Mozilla has announced that it is to begin testing sponsored ads on its Firefox web browser.
Firefox’s vice president, Johnathan Nightingale, wrote in a blog post that the company is to begin experimenting with adverts and sponsored content in the coming weeks, which will appear on the boxes that appear when Firefox users launch a new tab on the browser.
“In the coming weeks, we’ll be landing tests on our pre-release channels to see whether we can make things like the new tab page more useful, particularly for fresh installs of Firefox, where we don’t yet have any recommendations to make from your history,” said Nightingale.
“These tests are purely to understand what our users find helpful and what our users ignore or disable.”

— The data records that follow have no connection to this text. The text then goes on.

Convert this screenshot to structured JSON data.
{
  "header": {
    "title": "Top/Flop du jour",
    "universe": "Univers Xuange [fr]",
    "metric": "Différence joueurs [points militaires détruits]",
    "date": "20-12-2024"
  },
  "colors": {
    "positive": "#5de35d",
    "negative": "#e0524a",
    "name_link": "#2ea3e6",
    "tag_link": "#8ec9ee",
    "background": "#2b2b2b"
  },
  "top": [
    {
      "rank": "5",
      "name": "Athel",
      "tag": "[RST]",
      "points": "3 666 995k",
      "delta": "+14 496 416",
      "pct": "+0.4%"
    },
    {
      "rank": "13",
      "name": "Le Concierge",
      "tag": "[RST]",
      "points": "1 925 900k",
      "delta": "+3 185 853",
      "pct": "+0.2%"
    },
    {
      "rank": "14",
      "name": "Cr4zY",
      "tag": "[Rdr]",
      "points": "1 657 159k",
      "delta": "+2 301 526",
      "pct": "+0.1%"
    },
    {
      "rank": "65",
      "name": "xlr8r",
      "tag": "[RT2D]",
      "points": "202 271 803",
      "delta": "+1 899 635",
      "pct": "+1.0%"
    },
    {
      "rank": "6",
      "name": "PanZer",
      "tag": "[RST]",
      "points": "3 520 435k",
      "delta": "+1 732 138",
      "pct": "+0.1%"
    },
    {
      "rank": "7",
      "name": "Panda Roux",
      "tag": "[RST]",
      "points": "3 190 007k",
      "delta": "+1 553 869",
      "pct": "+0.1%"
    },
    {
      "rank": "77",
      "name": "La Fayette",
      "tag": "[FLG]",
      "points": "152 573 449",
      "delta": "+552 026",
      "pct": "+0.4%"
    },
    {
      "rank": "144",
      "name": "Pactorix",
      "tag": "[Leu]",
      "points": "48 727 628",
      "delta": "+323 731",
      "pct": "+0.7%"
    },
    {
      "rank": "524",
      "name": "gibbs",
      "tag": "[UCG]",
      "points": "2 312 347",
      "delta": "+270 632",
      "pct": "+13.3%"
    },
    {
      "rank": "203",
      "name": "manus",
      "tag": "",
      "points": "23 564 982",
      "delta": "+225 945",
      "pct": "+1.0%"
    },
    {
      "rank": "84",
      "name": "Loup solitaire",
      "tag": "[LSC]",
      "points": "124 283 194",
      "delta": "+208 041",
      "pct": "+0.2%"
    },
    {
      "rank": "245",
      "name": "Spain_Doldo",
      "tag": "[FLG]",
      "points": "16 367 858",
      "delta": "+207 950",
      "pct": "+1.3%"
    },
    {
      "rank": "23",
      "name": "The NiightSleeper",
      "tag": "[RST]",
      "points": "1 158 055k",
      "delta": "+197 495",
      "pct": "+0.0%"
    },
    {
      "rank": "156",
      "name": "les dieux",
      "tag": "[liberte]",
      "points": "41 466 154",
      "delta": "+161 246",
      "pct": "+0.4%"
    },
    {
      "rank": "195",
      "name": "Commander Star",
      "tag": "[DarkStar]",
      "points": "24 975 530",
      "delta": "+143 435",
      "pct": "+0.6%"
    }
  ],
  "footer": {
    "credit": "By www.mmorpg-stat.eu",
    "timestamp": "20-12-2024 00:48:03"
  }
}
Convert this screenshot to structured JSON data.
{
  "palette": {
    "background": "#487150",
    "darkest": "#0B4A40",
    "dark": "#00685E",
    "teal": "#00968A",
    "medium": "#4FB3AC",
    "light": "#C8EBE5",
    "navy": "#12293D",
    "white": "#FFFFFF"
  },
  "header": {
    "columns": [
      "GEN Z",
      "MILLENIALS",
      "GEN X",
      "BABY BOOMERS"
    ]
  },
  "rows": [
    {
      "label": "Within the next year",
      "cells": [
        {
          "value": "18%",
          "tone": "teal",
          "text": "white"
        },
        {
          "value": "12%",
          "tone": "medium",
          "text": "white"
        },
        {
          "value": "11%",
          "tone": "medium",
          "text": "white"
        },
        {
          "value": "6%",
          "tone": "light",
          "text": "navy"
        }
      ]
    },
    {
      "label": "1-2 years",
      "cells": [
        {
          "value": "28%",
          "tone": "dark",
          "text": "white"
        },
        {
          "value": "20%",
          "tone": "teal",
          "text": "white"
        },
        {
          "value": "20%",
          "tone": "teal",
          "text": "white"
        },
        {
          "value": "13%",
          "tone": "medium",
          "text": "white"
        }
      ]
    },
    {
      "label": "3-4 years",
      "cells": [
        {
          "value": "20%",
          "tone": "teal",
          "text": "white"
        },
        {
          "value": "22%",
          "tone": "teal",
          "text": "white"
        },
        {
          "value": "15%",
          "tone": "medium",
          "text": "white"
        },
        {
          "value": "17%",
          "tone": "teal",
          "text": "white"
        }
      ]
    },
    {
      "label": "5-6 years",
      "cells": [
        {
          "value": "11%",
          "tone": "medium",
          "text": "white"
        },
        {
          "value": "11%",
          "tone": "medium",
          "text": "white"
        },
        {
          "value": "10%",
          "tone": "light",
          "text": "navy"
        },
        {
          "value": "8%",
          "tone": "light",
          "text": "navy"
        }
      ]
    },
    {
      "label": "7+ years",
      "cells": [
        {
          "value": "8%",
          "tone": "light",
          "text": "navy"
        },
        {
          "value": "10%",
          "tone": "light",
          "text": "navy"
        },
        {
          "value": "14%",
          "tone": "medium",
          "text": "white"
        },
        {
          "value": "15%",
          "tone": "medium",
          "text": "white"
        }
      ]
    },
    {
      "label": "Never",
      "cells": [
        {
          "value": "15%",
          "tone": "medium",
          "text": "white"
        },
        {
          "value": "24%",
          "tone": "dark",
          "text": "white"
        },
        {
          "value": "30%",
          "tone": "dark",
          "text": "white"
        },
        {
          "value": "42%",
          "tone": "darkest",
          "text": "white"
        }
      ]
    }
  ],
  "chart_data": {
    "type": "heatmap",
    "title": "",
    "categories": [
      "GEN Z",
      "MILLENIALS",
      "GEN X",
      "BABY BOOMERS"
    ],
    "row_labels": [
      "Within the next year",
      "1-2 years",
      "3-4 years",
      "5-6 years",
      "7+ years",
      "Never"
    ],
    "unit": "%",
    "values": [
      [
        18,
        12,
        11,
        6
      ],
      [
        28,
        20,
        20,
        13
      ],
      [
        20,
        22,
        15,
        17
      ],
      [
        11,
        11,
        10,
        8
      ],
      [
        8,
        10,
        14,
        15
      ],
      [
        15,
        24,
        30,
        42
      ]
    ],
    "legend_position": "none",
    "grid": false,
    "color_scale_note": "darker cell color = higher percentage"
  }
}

Currently, when a Firefox user launches a new tab, a new page appears with nine boxes of the user’s most-visited websites.
Nightingale added that the tests are not about generating revenue and none will be collected at this stage, and that sponsorship would be the next step once Firefox is confident that it can deliver “user value”.
A few months ago Firefox announced that it would be experimenting with the tab page but the news was not well-received from users.
Nightingale said that the Firefox community found the language hard to decipher, and was worried that Mozilla was going to turn Firefox into a “mess of logos sold to the highest bidder; without user control, without user benefit.”
“That’s not going to happen,” Nightingale said. “That’s not who we are at Mozilla. But we will experiment.”